Background: Little is known about the benefits of adjuvant chemotherapy (adj) in the older population with locally advanced rectal cancer (larc). We evaluated use of adj, survival outcomes, and adj-related toxicity in older patients with larc. Methods: Our retrospective review included 286 patients with larc (stages ii and iii) diagnosed between January 2010 and December 2013 in Nova Scotia who underwent curative-intent surgery. Baseline patient, tumour, and treatment characteristics were collected. The survival analysis used the Kaplan-Meier method and Cox regression statistics. Results: Of 286 identified patients, 152 were 65 years of age or older, and 92 were 70 years of age or older. Median follow-up was 46 months, and 163 patients (57%) received neoadjuvant chemoradiation. Although adj was given to 81% of patients (n = 109) less than 65 years of age, only 29% patients (n = 27) 70 years of age and older received adj. Kaplan-Meier analysis suggested a potential survival advantage for adj regardless of age. In multivariate Cox regression analysis, Eastern Cooperative Oncology Group performance status, T stage, and adj were significant predictors of overall survival (p < 0.04); age was not.

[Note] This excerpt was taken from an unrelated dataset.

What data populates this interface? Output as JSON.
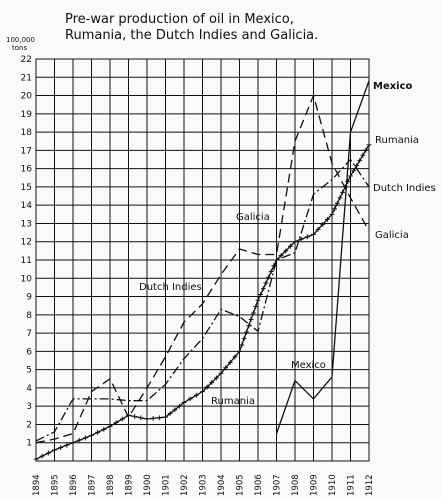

Similarly, N stage, neoadjuvant chemoradiation, and adj were significant predictors of disease-free survival (p < 0.01). Poor Eastern Cooperative Oncology Group performance status was the most common cause of adj omission. In patients 70 years of age and older, grade 1 or greater chemotherapy-related toxicities were experienced significantly more often by those treated with adj (85% vs. 68% for those not treated with adj, p < 0.05). Conclusions: Regardless of age, patients with larc seem to experience a survival benefit with adj. However, older patients are less likely to receive adj, and when they do, they experience more chemotherapy-related toxicities.